Setor calçadista vê risco de perda de negócios com possível tarifa dos EUA
Indústria de calçados afirma que tarifa dos EUA pode prejudicar exportadores brasileiros e empresas americanas. Entenda os possíveis impactos.
A avaliação foi apresentada pela Associação Brasileira das Indústrias de Calçados (Abicalçados), que participou de uma audiência pública promovida pelo governo dos Estados Unidos para discutir a possível criação de novas tarifas sobre produtos importados do Brasil.

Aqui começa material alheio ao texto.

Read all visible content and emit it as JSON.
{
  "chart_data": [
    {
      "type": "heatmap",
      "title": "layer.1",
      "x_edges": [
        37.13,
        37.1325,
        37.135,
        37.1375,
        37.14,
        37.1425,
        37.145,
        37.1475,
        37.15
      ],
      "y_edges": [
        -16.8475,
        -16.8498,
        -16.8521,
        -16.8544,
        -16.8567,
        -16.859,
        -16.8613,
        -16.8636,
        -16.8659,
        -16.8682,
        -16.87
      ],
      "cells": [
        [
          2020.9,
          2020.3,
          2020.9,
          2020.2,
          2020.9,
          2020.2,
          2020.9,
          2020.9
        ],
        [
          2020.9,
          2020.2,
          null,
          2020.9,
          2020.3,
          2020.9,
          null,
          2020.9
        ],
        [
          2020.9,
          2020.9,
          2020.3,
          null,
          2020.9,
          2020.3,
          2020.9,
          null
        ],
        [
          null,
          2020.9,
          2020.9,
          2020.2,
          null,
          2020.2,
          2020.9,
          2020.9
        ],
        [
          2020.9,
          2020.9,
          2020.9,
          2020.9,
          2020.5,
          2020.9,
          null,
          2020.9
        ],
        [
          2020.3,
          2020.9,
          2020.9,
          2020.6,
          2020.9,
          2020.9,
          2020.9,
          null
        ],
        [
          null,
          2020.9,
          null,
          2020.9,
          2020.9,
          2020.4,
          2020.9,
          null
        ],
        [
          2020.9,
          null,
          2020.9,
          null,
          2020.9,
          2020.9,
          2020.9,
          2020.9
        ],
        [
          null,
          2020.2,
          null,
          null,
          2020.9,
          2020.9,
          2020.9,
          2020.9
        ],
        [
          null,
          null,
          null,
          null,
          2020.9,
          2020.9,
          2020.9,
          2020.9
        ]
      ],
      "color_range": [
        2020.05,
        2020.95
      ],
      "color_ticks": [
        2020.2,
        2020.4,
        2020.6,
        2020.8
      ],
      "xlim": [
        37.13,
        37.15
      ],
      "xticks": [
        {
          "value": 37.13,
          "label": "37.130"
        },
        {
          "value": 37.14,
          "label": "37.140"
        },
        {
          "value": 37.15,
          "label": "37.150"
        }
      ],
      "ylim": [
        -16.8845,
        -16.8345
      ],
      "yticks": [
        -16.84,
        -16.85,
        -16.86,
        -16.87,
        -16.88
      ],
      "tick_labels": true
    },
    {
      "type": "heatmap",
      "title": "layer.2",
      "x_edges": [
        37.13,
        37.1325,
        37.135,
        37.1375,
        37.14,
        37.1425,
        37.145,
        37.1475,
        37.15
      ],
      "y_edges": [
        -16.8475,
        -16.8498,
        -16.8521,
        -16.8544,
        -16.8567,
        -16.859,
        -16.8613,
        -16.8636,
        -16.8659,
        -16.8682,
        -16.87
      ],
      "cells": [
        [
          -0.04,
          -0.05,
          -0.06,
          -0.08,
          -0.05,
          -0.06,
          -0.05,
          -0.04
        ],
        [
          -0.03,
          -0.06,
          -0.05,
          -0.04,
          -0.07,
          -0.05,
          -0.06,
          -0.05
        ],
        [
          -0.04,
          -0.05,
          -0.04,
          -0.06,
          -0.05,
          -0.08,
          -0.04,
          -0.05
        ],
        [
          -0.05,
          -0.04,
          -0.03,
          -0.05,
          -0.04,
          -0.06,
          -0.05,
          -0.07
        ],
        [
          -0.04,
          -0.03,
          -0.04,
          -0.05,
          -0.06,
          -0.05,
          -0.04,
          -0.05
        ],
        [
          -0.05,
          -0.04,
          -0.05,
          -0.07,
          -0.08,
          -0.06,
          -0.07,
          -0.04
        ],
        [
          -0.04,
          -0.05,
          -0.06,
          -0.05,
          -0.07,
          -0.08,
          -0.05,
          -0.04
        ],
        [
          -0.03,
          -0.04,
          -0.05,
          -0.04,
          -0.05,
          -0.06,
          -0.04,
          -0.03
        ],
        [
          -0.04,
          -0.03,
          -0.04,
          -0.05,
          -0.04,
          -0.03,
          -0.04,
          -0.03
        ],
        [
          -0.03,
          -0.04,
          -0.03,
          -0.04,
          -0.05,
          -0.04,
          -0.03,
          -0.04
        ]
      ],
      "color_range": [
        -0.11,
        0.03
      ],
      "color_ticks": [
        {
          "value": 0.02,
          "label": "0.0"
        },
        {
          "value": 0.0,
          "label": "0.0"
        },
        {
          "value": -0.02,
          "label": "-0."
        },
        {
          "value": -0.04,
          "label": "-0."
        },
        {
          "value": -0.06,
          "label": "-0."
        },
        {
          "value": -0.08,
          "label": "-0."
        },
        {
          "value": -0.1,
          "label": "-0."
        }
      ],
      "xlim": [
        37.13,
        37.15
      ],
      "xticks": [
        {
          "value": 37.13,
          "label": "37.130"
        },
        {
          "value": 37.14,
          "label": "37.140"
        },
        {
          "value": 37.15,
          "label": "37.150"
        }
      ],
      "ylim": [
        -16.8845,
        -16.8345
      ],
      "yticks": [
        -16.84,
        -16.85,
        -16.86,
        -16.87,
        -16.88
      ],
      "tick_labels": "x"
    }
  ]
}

Segundo a entidade, a taxação reduziria a competitividade do calçado brasileiro e aumentaria os custos para importadores, varejistas e consumidores americanos.
Embora a decisão final dependa das autoridades norte-americanas, o tema já mobiliza exportadores brasileiros, que acompanham com preocupação os possíveis impactos sobre produção, empregos e investimentos.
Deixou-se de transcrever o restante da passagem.